There also aren’t any sparkplugs to replace. Or oil to change, or antifreeze. No fuel pump or alternator to go bad. No air filter.

All you need to do is add windshield wiper fluid!

If you have to make a longer trip, you’ll have to plan ahead a little. Although Tesla is in the process of putting free charging stations all over the country where you can get a half-charge in about 30 minutes using a “supercharger,” the closest stations if you get outside of Texas right now are western New Mexico, Georgia to the east and Kansas to the north.

But many hotels, businesses (or maybe relatives) all have 240-volt outlets that can be used with Tesla’s mobile charger, although it’ll take about six hours to fill up.

Consumer Reports gave the Model S 99 points out of 100 when it rated the car. Only one other car — the 2009 Lexus LS460 — ever earned a score that high from the magazine, which has wide influence among car buyers because it buys the cars it tests and accepts no paid advertising, so their reviews are generally viewed as unbiased.

The only reason the Tesla didn’t get a perfect score was the charging issue. If the Tesla could be recharged in about three minutes, the magazine’s chief tester said, “it would have scored about a 115.”

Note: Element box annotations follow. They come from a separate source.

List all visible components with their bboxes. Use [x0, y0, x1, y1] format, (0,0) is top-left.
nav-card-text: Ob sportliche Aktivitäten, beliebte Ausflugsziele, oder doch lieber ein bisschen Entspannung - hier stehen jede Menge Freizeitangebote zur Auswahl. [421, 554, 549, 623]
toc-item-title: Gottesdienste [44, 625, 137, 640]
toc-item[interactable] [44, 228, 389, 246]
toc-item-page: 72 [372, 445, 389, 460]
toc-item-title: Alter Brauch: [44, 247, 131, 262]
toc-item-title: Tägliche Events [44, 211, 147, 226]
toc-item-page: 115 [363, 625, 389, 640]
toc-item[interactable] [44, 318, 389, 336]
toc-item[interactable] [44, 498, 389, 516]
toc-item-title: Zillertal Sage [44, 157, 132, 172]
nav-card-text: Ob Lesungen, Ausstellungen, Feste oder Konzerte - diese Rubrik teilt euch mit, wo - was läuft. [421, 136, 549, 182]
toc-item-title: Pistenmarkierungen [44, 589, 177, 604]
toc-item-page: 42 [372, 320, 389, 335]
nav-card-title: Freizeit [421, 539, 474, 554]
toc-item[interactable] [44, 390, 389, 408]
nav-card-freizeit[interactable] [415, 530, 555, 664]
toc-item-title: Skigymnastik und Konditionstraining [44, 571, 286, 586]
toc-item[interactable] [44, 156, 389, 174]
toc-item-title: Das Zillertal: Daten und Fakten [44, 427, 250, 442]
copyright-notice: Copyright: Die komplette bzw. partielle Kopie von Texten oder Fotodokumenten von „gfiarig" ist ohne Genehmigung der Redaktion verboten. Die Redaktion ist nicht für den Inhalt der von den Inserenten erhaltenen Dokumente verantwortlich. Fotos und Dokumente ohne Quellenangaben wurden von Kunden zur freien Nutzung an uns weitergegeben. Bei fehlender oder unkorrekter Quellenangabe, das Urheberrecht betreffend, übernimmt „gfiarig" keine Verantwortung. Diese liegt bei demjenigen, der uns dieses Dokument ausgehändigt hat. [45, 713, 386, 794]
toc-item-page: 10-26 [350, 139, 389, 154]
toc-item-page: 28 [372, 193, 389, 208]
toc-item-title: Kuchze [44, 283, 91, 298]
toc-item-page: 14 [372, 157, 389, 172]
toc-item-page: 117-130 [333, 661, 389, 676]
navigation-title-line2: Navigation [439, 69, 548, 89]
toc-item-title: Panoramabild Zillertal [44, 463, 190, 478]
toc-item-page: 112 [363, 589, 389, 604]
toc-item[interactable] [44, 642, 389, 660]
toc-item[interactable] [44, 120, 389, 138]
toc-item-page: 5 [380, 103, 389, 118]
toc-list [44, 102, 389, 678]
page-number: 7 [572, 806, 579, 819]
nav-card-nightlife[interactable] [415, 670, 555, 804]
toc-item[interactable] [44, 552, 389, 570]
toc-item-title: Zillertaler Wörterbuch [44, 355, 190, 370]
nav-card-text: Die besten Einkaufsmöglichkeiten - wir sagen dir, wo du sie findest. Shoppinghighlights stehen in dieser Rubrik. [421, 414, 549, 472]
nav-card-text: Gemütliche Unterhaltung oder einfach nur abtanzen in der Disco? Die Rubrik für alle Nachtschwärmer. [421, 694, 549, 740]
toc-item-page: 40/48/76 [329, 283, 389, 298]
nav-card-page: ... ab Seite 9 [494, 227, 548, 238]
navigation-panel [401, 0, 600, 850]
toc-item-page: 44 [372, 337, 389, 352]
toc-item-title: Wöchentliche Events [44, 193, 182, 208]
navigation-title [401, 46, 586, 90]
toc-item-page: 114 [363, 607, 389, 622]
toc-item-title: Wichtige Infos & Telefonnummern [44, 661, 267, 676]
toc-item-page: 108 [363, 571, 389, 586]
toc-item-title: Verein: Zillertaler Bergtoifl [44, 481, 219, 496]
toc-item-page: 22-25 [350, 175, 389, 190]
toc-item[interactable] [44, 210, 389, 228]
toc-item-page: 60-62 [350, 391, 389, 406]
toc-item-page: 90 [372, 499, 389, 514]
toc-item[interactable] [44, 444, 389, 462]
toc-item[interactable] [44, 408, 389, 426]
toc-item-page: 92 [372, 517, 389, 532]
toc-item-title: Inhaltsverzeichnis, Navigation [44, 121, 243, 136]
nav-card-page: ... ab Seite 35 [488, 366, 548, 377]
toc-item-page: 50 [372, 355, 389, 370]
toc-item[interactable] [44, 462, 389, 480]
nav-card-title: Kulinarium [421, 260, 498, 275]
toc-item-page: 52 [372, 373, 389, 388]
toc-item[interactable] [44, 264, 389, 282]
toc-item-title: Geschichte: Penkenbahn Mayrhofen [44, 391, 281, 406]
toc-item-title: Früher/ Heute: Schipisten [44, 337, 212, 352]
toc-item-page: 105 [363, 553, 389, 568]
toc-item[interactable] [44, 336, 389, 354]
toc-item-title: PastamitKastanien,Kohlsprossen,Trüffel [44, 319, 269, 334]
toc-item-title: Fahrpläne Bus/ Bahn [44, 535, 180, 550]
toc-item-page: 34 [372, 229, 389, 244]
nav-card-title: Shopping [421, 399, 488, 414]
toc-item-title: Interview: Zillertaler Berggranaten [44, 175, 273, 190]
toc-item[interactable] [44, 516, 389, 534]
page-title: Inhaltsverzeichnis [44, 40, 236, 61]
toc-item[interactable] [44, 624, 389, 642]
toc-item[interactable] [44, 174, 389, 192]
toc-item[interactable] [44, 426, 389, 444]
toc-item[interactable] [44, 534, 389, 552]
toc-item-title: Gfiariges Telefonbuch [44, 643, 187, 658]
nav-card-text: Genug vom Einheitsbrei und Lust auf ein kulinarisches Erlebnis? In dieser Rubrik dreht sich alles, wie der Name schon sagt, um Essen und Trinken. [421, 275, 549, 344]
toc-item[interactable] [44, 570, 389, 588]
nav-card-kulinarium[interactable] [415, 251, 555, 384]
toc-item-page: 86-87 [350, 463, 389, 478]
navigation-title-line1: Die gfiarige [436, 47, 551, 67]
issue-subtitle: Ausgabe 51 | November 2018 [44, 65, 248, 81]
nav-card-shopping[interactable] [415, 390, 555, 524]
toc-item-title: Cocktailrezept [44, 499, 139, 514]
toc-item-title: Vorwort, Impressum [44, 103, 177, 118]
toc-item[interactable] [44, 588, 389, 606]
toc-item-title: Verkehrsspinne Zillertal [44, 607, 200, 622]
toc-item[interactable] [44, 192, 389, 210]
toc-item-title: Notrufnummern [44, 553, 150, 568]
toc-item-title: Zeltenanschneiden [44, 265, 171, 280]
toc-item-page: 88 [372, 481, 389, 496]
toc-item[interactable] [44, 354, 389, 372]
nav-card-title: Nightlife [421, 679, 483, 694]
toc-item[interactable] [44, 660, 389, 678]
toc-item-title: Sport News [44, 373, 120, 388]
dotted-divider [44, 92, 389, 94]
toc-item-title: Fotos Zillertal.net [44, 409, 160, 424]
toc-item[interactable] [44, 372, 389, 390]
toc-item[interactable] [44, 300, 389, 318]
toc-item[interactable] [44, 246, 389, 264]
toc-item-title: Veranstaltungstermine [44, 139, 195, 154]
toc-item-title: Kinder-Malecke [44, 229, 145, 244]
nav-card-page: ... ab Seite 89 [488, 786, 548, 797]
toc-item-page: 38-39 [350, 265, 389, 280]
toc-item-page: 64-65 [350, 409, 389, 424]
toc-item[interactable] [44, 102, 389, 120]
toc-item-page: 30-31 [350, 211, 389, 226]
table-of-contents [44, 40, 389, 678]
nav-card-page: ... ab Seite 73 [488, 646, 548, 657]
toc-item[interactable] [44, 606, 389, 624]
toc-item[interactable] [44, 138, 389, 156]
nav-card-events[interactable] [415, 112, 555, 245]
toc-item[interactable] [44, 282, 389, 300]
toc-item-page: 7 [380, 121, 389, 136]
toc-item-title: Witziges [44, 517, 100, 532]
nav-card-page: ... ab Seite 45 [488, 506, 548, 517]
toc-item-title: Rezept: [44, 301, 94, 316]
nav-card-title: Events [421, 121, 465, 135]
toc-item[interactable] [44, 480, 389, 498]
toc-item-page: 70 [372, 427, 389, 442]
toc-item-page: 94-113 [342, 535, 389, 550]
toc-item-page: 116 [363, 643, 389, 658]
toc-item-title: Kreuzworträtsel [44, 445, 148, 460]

The downside for Texans right now is that you can’t go to a showroom and test drive or purchase a Tesla, because the company hasn’t agreed to operate under the same laws and regulations that all other car dealers who do business here abide by. Those laws which forbid direct sale by a manufacturer to the consumer.

Lee Chapman, president of the Dallas Fort Worth Metropolitan New Car Dealers Association, says dealers here would love to have the opportunity to sell Teslas if the company would change its business model to comply with Texas regulations.

That makes sense. The playing field needs to be level for everybody.